Flash se passavam em sua mente. Eram lembranças aleatórias dos momentos ruins que passou com Meicy, de todo o mal que ele fez, das pessoas que ele matou a sangue frio. Ela ergueu a espada cerrando os dentes. Percebeu ele engolindo um seco, preparado para ser decapitado. Ela brandiu a espada, cortando o ar com o seu fio e disparou o golpe...
Mais lembranças a consumiu, porém, dessa vez, eram as boas memórias. Os gestos, o sorriso, o toque em seu corpo, os momentos mais simples, porém que foram tão especiais. Ela interrompeu o seu ataque, pausando o fio da espada em poucos centímetros do pescoço de Meicy. Ela recuou um passo, deixando sua arma cair sob os joelhos do feiticeiro.
— Kelmo? — Meicy perguntou, estranhando, mas não retirou a venda. Aguardou a seguinte reação da caçadora.
Kelmo sabia que iria se arrepender do que estaria preste a fazer, mas ela precisaria se despedir dele corretamente. Ela retirou o seu manto, deixando-o no chão e relutante se aproximou de Meicy, ajoelhando-se diante dele. Colocou uma mão em sua nuca a percebeu as sobrancelhas deles franzirem.
— Kel...
— Não fale nada. — Ela falou, puxando de seu cinto no chão um punhal.

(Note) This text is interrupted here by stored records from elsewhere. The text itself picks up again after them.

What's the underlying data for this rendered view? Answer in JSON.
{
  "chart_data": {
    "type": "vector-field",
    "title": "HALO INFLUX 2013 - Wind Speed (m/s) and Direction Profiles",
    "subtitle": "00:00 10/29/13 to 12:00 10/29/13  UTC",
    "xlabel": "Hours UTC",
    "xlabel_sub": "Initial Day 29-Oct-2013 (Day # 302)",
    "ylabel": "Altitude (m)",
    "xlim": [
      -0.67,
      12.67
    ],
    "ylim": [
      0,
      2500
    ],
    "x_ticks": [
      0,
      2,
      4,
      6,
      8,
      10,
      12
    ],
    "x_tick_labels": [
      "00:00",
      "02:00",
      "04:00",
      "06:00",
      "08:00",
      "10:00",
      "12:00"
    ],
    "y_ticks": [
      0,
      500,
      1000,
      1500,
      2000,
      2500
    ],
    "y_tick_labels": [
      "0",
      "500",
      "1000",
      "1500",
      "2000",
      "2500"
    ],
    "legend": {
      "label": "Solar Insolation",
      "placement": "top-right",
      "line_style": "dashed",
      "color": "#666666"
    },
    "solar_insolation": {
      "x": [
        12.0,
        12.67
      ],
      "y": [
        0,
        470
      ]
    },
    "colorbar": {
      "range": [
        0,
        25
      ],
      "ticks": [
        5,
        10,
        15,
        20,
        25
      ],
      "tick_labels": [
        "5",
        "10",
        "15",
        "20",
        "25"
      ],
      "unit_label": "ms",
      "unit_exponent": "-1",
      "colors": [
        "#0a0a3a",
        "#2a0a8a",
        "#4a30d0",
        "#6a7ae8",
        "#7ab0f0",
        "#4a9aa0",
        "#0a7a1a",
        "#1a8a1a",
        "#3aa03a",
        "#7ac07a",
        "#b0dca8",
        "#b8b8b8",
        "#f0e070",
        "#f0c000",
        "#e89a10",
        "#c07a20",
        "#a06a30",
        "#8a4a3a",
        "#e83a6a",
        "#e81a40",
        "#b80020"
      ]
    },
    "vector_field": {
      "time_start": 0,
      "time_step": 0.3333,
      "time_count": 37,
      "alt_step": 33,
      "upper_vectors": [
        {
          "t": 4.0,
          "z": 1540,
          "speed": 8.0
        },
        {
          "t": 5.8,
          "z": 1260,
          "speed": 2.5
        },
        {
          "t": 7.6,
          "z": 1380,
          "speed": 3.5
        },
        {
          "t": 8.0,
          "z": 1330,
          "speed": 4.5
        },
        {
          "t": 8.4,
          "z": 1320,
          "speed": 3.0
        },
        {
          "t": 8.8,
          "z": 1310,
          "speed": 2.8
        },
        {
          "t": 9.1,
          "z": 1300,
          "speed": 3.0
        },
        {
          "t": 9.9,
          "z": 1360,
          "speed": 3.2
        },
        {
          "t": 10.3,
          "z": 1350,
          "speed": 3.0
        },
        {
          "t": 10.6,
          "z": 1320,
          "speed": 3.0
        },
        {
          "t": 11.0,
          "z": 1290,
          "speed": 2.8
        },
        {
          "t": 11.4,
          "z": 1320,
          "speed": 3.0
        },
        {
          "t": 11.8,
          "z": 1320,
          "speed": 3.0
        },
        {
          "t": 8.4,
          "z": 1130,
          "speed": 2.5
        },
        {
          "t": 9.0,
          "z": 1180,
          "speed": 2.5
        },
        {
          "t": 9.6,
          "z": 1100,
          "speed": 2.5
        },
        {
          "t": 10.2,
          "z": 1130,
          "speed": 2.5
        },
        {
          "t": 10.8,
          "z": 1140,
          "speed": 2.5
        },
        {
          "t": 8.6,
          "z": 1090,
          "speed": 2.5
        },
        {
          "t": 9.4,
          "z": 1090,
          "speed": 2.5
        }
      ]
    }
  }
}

Ela abraçou o pescoço de Meicy com o punhal em mão. Não sabia exatamente o que pretendia fazer, mas que aquela posição lhe deixava tão próxima do feiticeiro que conseguia sentir a respiração quente nele em sua face. Ela tocou a lâmina afiada na pele dele, enquanto sua outra mão deslizava sob a face. Ela sentiu as mãos do feiticeiro em sua cintura e cada vez mais ele a puxava para mais junto do seu corpo. Tão juntos que seus lábios se tocaram e desencadearam em um ardente beijo.
Kelmo apertou a lâmina no pescoço de Meicy, sentiu a pele dele se arrepiar a cada mergulho de dor que o fio do punhal causava ao afundar em sua pele. Isso não impediam que parassem de se beijarem, o contrário, aumentavam ainda mais a intensidade.
O sangue de Meicy derramava e sujava sua camiseta branca, Kelmo havia paralisado então suas mãos enquanto se entregava completamente ao feiticeiro. Ela deixou o punhal cair no mesmo momento em que Meicy abaixou as alças de sua blusa e passeou com seus lábios por seu pescoço, ombros e por fim até os seios.
Meicy ignorou o corte em seu pescoço quem em poucos minutos estava se cicatrizando e Kelmo se entregava aos seus desejos.